First of all, unless you’re completely overwhelmed and not even bothering to enforce certain laws, you’re going to find out about most of the serious crime that takes place. Law enforcement is made aware of homicides either through missing persons reports or the discovery of dead bodies. Armed robberies and grand theft are usually reported if, for no other reason, than to create a paper trail for insurance claims. People who get shot or stabbed badly enough to end up in a hospital, end up in a hospital so there’s a reporting mechanism there. It’s not normal for most major crimes to happen completely outside of the attention of law enforcement unless things have gone very very wrong (which admittedly they have in many American cities). And much of the time, you can infer where these crimes happened.
The benefit of increasing patrols and surveillance in a specific area is more about gathering evidence to solve crimes, and less about discovering those crimes to begin with. In some cases you might end up discovering more crime (especially when gangs are involved and people are intimidated into not reporting crimes) but if you monitor areas where any serious crime would already get reported in the first place, you won’t actually find more serious crime there.
> Conversations recorded by ShotSpotter sensors have twice been introduced as evidence in criminal trials. In one case the court allowed it, in another the court did not.
Even in cases where they're not used at trial, they're still used to generate suspicion. I don't know if you've ever had cops on your ass, but it's super stressful, and can impact your job (because they start harassing you at work and you get fired). Depending on how much of a dick the cop is, he may just arrest you for shit and giggles, and now you have an arrest record that fucks up all sorts of things in your life (he's got qualified immunity so what does he care).

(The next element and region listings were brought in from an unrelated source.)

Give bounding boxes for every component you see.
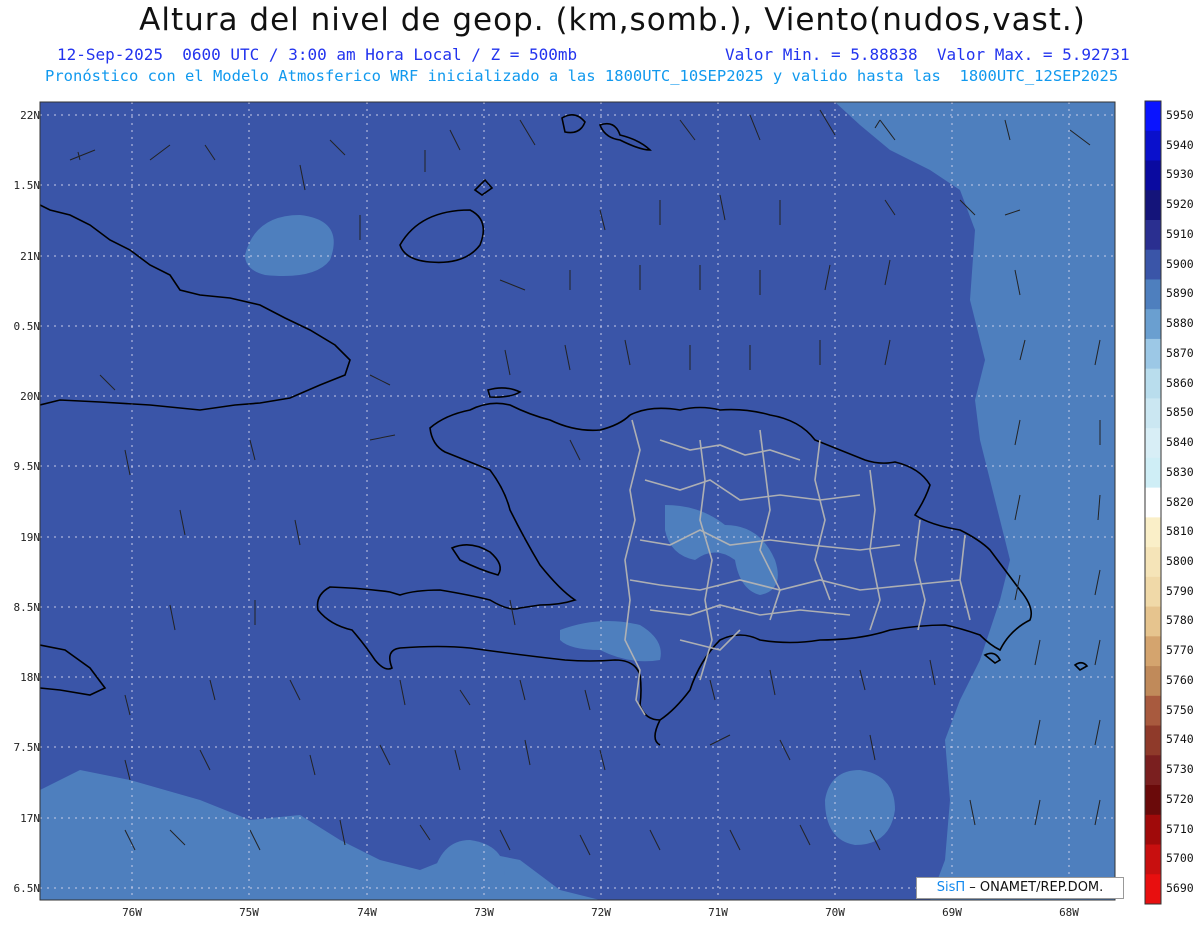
colorbar-swatch bbox=[1145, 101, 1161, 132]
colorbar-label: 5790 bbox=[1166, 583, 1194, 598]
lat-tick: 0.5N bbox=[13, 320, 41, 333]
colorbar-swatch bbox=[1145, 338, 1161, 370]
colorbar-label: 5710 bbox=[1166, 821, 1194, 836]
colorbar-swatch bbox=[1145, 130, 1161, 161]
lon-tick: 76W bbox=[122, 906, 142, 919]
colorbar-swatch bbox=[1145, 160, 1161, 191]
colorbar-label: 5720 bbox=[1166, 791, 1194, 806]
colorbar-swatch bbox=[1145, 666, 1161, 697]
colorbar-swatch bbox=[1145, 695, 1161, 727]
colorbar-swatch bbox=[1145, 785, 1161, 816]
lat-tick: 20N bbox=[20, 390, 40, 403]
lon-tick: 72W bbox=[591, 906, 611, 919]
colorbar-swatch bbox=[1145, 190, 1161, 221]
colorbar-label: 5760 bbox=[1166, 672, 1194, 687]
colorbar-swatch bbox=[1145, 398, 1161, 429]
colorbar-swatch bbox=[1145, 368, 1161, 399]
lon-tick: 69W bbox=[942, 906, 962, 919]
lon-tick: 70W bbox=[825, 906, 845, 919]
colorbar-swatch bbox=[1145, 606, 1161, 637]
colorbar-swatch bbox=[1145, 874, 1161, 905]
colorbar-swatch bbox=[1145, 457, 1161, 489]
lon-tick: 68W bbox=[1059, 906, 1079, 919]
colorbar-swatch bbox=[1145, 487, 1161, 518]
lat-tick: 18N bbox=[20, 671, 40, 684]
colorbar-label: 5780 bbox=[1166, 613, 1194, 628]
colorbar-label: 5860 bbox=[1166, 375, 1194, 390]
colorbar bbox=[1145, 101, 1161, 905]
weather-map bbox=[39, 100, 1162, 905]
lat-tick: 8.5N bbox=[13, 601, 41, 614]
colorbar-swatch bbox=[1145, 844, 1161, 875]
colorbar-label: 5810 bbox=[1166, 524, 1194, 539]
lat-tick: 17N bbox=[20, 812, 40, 825]
colorbar-swatch bbox=[1145, 576, 1161, 608]
lat-tick: 7.5N bbox=[13, 741, 41, 754]
colorbar-swatch bbox=[1145, 725, 1161, 756]
colorbar-label: 5830 bbox=[1166, 464, 1194, 479]
colorbar-label: 5910 bbox=[1166, 226, 1194, 241]
colorbar-swatch bbox=[1145, 636, 1161, 667]
colorbar-label: 5930 bbox=[1166, 167, 1194, 182]
colorbar-label: 5730 bbox=[1166, 762, 1194, 777]
colorbar-label: 5840 bbox=[1166, 435, 1194, 450]
colorbar-swatch bbox=[1145, 309, 1161, 340]
colorbar-swatch bbox=[1145, 279, 1161, 310]
credit-box: SisΠ – ONAMET/REP.DOM. bbox=[916, 877, 1124, 899]
colorbar-label: 5850 bbox=[1166, 405, 1194, 420]
colorbar-label: 5950 bbox=[1166, 107, 1194, 122]
colorbar-label: 5900 bbox=[1166, 256, 1194, 271]
colorbar-label: 5920 bbox=[1166, 197, 1194, 212]
colorbar-label: 5890 bbox=[1166, 286, 1194, 301]
colorbar-swatch bbox=[1145, 249, 1161, 280]
colorbar-swatch bbox=[1145, 755, 1161, 786]
lat-tick: 22N bbox=[20, 109, 40, 122]
lat-tick: 19N bbox=[20, 531, 40, 544]
colorbar-label: 5740 bbox=[1166, 732, 1194, 747]
colorbar-label: 5690 bbox=[1166, 881, 1194, 896]
colorbar-label: 5940 bbox=[1166, 137, 1194, 152]
colorbar-swatch bbox=[1145, 428, 1161, 459]
colorbar-label: 5700 bbox=[1166, 851, 1194, 866]
credit-brand: SisΠ bbox=[936, 880, 966, 895]
lat-tick: 9.5N bbox=[13, 460, 41, 473]
credit-text: – ONAMET/REP.DOM. bbox=[965, 880, 1104, 895]
colorbar-swatch bbox=[1145, 219, 1161, 251]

This basically amounts to pervasive harassment of a community, and the more surveillance there is, the worse it gets, the less the locals will trust or cooperate with police, the more "us vs them" it gets between citizens and police, the more heavy-handed police response becomes, the less likely people are to solve their differences using the police, the more chaotic a community becomes. This is what oppression looks like.
The farce is the utter failure of the 'survalience state' to actually catch and prosecute people.